First of all, civil liberties and political freedoms come out reasonably similar when you simply do a cross classification against some economic factors (I will tell you what those are in a minute), which means there is a very high internal overlap between the presence of political rights and civil liberties as measured in the Freedom House scores. And that is very encouraging. It means that if you are going to have political rights, you can have civil liberties, and vice versa. You don’t have to choose one over the other. So you don’t have to worry about the majorities tyrannizing civil liberties out of existence.

Now, in terms of what these economic variables were, I used two: one was per capita income, and the other was rates of growth over the last 20 years, that is, per capita rates of growth in income. The results come out reasonably the same; that is, countries that have had very high rates of economic growth for 20 years now have a reasonably high per capita income. Countries that have had very low growth rates don’t. The results came out reasonably similar, and they are as follows.

Where there is zero or low growth—I mean negative growth up to 1 or 2 percent—and per capita incomes are $400 and under, there are almost no civil liberties and political rights. In countries that have high rates of economic growth and per capita incomes over a thousand, or seven hundred and up, there is a fifty-fifty mix, between countries that have high civil liberties and not and countries that have high political rights and not. So stagnation and poverty are just iron-clad guarantees of not having any freedoms. Prosperity gives you some chance of getting some of the liberties. In this context, I think what Arnold has described as a cross-sectional phenomenon also is exhibited longitudinally. What is clearly happening in Taiwan and in Korea—for that matter, mainland China and some other places—is there is a gradual emerging of civil liberties and political rights that didn’t exist in the first instance. So affluence is a kind of nice breeding ground in many of these countries for a much looser society, a much less restricted, a much less controlled society.
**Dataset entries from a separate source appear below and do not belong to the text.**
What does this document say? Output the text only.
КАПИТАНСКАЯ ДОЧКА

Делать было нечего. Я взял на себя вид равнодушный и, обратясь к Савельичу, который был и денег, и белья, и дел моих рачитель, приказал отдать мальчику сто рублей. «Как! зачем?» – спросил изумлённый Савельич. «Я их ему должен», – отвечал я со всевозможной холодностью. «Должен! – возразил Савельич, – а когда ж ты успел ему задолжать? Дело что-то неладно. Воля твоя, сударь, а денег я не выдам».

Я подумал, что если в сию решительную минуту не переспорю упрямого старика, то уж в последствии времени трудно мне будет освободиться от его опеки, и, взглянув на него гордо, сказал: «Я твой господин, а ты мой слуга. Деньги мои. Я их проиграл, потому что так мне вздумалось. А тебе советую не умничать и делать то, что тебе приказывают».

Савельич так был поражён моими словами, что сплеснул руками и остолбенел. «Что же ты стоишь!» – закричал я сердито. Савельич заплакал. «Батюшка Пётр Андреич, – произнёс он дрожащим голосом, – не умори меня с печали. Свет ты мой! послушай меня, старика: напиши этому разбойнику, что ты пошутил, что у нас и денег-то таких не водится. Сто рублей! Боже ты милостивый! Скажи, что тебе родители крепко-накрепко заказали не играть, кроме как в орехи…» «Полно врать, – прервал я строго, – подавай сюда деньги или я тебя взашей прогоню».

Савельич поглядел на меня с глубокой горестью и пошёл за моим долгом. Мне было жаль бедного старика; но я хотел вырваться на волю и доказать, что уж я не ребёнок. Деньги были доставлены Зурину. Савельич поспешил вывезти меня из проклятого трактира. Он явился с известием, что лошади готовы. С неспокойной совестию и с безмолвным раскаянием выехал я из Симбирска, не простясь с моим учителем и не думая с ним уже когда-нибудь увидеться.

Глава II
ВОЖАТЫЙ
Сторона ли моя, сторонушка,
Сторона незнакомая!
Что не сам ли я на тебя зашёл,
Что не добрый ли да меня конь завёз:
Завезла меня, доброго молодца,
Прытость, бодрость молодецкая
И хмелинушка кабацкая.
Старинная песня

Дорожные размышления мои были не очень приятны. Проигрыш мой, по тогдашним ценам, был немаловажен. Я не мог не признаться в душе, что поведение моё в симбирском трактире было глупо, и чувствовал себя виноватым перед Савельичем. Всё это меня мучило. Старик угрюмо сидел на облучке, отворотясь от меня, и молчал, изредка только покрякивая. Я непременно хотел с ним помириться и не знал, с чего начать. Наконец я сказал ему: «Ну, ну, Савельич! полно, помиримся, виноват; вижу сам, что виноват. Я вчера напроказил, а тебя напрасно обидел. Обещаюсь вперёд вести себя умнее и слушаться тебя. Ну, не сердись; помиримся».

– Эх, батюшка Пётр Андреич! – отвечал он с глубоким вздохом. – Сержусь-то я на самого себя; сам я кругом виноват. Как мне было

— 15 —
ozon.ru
On the basis of the evidence, I am willing to go on the line and simply say that if one can impose the kinds of growth-oriented policies that work, one will get—down the road a generation later, in those places where it has had a chance to work—probably many more rights and freedoms than there were in the beginning or than there are in other countries which are similar except for the growth experience. Gordon Tullock I would deduce from these numbers that you have given that a country that has a per capita income of about $150 a year could never have freedom. I am, of course, referring to the United States in

  1. But going on from that, actually what I wanted to talk about is that we observe that a dictatorship sometimes is successful economically and democracy sometimes is successful economically. As a result of the fact that a lot of democracies in the great 19th century were leading countries, both in economy and politics, a lot of them are still pretty wealthy. I am sure that is the reason the United States is still pretty wealthy. Although we had the advantage that the 19th century, in our case, lasted right through to the 1930s. So we left the 19th century somewhat later than anyone else. There is another possible explanatory variable, an unpopular one. Again, this is found in pre-World War II or even pre-World War I literature. The anthropologists divide the European culture up into 3 main groups, by language, actually: Slavic, Latin and Teutonic. There is an overwhelming correlation between being members of that Teutonic group and being both prosperous and democratic, and also, I should say, being protestant. It may be that we are simply talking about a characteristic of one particular subculture within the European collection. I sincerely hope not.